Você com certeza já teve aquele clássico momento de indignação na cozinha, olhando para um eletrodoméstico que pifou com três anos de uso, enquanto se lembra perfeitamente de que a geladeira da sua avó funcionou intacta por três décadas. Não é um delírio saudosista: as coisas realmente não são mais feitas para durar. Mas o problema não se restringe à mera obsolescência programada. A verdade assustadora é que a “bostificação” — o termo que costumamos usar para descrever a decadência irritante das plataformas de internet — vazou da tela do seu computador e contaminou o mundo tangível.
A lógica implacável de que as corporações devem sugar até a última gota de valor do consumidor chegou às coisas que você veste, come e dirige. O mundo físico está passando por uma degradação proposital, documentada e milimetricamente calculada, impulsionada por acionistas famintos e executivos buscando o máximo de lucro com o menor esforço. O resultado dessa engenharia de lucros? O seu chocolate está menor, a sua roupa esgarça na primeira lavagem e o seu carro, veja só, exige uma mensalidade para ligar o aquecedor. E acredite, Isso Existe!
O Truque Sujo da Reduflação (Shrinkflation)

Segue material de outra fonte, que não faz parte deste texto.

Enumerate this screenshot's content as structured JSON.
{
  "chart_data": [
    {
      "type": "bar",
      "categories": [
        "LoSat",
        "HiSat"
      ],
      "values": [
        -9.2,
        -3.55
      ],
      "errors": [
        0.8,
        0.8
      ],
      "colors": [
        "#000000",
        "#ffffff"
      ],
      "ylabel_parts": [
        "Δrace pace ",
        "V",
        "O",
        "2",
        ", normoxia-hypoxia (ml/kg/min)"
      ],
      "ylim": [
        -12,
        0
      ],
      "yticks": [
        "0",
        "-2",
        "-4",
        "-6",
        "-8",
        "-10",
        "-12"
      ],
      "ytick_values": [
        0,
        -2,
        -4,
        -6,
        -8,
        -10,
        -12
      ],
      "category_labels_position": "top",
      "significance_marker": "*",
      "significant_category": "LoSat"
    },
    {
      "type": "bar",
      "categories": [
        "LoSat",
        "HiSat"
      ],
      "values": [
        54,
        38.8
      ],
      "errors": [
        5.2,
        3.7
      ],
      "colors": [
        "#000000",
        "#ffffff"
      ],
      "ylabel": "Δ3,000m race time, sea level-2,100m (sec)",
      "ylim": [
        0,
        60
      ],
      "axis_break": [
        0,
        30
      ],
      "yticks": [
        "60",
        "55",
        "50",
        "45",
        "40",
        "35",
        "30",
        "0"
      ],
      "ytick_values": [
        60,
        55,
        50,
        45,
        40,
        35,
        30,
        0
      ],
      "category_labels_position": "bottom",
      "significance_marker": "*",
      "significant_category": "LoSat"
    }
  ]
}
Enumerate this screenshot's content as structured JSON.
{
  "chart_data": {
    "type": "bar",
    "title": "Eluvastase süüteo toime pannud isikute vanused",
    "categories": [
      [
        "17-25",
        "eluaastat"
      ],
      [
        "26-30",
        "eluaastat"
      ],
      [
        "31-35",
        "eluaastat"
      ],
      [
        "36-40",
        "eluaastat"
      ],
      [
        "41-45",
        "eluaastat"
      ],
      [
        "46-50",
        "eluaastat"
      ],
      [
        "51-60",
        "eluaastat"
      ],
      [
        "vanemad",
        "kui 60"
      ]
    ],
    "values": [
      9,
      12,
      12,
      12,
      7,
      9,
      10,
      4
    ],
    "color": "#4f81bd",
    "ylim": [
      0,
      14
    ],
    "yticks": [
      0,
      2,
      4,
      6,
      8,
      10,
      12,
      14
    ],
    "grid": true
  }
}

O primeiro e mais visível estágio da bostificação no mundo real acontece bem ali, na prateleira do seu supermercado, e atende pelo nome de shrinkflation (a nossa boa e velha “reduflação”). Em tempos de crise econômica ou de alta nos custos de produção, as empresas enfrentam um dilema: se aumentarem brutalmente o preço na etiqueta, o consumidor se assusta e para de comprar. A solução ardilosa que a indústria encontrou foi manter o preço congelado (ou com um aumento bem discreto) enquanto se reduz o tamanho, o peso ou o volume do produto na surdina.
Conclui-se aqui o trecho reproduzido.